Sheasha: Personally, I love how many doors Java has opened for me over my entire career. I’ve had a chance to be a developer, team lead, developer advocate and program manager, all within the Java ecosystem.

Java’s continuous innovation and improvements to the language keeps the space interesting. It also keeps the language a great choice for solving various problems across a variety of industries. For me, one of the biggest reasons I’ve loved working in the Java space is the wonderful community that surrounds Java full of welcoming and supportive people from all over the world.

Evans: I am excited about sun-setting Java 8 and moving the community on to Java 17 and beyond. Also, the Observability community, especially OpenTelemetry, is going from strength to strength.
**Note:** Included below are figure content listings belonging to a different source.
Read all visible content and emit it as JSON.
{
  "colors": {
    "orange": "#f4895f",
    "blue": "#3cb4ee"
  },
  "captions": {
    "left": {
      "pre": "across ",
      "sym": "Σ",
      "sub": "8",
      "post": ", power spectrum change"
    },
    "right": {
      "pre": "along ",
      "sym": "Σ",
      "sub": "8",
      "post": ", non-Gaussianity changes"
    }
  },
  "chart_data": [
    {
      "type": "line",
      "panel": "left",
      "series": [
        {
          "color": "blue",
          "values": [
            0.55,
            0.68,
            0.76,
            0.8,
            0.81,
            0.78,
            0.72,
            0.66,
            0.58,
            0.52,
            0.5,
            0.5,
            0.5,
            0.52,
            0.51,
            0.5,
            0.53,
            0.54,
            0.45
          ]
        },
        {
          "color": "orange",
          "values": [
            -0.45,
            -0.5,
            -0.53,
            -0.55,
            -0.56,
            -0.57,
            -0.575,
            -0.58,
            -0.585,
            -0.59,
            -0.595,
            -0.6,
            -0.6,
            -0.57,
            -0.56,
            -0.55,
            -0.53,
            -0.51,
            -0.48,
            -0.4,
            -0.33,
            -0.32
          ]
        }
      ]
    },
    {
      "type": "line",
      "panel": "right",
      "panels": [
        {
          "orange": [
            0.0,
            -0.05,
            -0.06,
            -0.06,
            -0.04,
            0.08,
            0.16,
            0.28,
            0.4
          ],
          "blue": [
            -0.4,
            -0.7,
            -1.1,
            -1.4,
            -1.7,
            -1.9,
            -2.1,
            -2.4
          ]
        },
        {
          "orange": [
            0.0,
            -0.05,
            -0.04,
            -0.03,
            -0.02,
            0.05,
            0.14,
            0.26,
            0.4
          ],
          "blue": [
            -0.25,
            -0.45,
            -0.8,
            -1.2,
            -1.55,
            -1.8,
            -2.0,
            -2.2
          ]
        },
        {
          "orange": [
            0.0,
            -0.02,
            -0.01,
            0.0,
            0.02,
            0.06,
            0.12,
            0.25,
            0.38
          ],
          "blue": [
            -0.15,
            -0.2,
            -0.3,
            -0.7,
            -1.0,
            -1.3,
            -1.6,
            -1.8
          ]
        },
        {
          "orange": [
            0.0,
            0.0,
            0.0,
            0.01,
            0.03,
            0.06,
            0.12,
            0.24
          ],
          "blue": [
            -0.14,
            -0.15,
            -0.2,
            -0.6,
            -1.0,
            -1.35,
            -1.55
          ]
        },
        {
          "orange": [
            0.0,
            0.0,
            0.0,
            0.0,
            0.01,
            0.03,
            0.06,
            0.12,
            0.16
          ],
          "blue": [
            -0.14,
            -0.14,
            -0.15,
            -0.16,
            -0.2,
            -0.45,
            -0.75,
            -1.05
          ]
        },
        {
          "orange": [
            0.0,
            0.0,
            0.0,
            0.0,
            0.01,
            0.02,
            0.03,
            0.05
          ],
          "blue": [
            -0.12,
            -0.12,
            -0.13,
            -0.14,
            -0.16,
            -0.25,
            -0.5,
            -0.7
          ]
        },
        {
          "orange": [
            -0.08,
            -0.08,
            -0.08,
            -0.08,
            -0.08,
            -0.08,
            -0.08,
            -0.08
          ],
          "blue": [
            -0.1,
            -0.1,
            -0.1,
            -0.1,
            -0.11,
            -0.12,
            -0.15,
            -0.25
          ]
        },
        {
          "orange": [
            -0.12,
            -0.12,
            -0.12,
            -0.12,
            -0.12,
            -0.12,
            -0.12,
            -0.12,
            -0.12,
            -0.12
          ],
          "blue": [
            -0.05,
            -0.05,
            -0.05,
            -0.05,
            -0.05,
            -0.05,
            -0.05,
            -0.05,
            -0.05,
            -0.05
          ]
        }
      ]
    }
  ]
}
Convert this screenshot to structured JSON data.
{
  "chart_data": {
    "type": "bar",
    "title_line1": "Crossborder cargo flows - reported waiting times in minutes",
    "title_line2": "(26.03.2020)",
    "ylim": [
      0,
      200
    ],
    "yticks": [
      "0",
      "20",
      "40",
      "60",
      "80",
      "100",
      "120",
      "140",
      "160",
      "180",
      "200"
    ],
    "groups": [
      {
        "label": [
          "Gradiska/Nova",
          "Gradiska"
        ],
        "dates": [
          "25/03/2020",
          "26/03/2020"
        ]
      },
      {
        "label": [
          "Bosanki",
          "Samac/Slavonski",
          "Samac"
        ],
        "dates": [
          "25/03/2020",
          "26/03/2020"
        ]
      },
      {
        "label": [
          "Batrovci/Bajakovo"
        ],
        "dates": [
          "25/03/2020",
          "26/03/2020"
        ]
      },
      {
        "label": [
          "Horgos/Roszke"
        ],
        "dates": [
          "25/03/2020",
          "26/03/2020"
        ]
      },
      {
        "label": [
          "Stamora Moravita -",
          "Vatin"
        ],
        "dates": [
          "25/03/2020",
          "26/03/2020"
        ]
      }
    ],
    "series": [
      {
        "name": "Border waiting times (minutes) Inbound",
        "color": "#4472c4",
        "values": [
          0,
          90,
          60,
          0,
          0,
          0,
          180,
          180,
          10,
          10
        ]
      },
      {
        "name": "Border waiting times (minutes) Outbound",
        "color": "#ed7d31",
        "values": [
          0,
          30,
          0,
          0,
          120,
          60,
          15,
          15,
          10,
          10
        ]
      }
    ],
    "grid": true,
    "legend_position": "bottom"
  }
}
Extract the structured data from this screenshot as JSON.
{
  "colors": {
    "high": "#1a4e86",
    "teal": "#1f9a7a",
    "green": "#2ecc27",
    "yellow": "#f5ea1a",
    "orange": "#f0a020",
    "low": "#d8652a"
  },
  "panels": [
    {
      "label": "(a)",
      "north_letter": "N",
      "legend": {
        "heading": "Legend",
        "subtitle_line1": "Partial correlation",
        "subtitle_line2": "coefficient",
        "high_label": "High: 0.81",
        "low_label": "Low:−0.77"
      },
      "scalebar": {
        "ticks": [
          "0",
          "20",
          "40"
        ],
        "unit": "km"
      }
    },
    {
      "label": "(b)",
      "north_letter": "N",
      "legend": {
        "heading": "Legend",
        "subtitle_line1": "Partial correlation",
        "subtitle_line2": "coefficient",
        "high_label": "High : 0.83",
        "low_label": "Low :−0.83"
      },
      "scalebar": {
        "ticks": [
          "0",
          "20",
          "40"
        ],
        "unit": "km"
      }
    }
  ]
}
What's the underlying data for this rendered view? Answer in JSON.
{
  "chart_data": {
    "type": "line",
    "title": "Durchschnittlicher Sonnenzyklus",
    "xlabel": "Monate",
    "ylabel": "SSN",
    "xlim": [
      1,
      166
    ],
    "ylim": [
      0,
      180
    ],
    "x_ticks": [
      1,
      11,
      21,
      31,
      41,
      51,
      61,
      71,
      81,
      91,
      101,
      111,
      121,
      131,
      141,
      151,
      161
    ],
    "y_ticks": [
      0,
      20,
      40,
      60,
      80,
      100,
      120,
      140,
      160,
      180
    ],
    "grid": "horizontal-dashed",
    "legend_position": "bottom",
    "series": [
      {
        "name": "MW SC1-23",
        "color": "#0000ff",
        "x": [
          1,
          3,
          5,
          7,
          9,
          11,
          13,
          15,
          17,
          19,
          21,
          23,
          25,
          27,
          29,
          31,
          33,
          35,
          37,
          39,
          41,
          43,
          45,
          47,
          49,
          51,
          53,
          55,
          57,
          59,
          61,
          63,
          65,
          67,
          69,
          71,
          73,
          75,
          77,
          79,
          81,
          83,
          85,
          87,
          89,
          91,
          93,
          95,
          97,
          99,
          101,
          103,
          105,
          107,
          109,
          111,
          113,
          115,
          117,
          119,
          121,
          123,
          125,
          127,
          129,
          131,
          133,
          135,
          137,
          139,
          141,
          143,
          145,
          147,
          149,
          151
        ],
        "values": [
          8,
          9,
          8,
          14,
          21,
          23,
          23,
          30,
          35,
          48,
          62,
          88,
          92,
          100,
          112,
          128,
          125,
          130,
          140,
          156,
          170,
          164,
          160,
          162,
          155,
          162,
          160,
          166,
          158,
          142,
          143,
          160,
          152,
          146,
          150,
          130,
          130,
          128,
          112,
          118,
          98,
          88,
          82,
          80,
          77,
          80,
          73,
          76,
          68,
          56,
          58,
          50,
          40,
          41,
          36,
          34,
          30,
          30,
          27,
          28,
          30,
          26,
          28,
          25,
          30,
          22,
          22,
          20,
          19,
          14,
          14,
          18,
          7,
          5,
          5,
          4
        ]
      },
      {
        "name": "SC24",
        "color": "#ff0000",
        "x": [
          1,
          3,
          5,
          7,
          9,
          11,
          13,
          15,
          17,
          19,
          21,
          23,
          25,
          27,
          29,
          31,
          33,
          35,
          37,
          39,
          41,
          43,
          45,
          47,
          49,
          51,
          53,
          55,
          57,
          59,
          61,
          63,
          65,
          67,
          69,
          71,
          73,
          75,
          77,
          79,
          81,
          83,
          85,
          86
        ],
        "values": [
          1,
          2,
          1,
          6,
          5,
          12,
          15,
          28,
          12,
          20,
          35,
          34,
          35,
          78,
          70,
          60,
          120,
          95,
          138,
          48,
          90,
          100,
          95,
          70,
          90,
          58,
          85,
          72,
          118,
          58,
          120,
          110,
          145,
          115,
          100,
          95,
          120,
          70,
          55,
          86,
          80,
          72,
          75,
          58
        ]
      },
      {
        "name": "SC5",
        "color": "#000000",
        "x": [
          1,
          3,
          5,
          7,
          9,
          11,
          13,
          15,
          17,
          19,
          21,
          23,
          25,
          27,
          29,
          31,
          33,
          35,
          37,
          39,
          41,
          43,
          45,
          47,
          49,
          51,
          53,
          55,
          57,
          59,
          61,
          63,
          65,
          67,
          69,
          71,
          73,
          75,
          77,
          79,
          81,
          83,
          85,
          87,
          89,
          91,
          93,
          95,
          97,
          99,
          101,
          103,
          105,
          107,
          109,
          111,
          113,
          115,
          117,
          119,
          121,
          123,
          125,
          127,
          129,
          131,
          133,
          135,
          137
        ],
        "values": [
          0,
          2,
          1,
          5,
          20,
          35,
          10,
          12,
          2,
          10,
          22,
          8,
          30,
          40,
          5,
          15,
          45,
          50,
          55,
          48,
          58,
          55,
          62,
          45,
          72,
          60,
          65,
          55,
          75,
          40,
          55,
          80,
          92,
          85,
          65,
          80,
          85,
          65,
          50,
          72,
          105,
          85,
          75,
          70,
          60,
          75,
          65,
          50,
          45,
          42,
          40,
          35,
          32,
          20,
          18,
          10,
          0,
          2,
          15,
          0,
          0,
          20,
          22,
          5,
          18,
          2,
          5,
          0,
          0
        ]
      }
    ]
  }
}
And there is new work on profiling, including Java Flight Recorder, starting up.

Janssen: I’m really looking forward to working with project Loom and hope we can soon start to use it in projects.

Redlich: I am enjoying my time contributing to open source projects and have recently been elected as a committer to the Jakarta NoSQL and Jakarta Data specifications and the Eclipse JNoSQL project, the compatible implementation of Jakarta NoSQL. We have been working to have the two Jakarta specifications be included in the Jakarta EE Platform in time for Jakarta EE 11.

Conclusion

Please note that the viewpoints of our contributors only tell part of the story. Different parts of the Java ecosystem and locales may have different experiences. Our report for 2022 should be considered as a starting point for debate, rather than a definitive statement, and an invitation to an open discussion about the direction the industry is taking.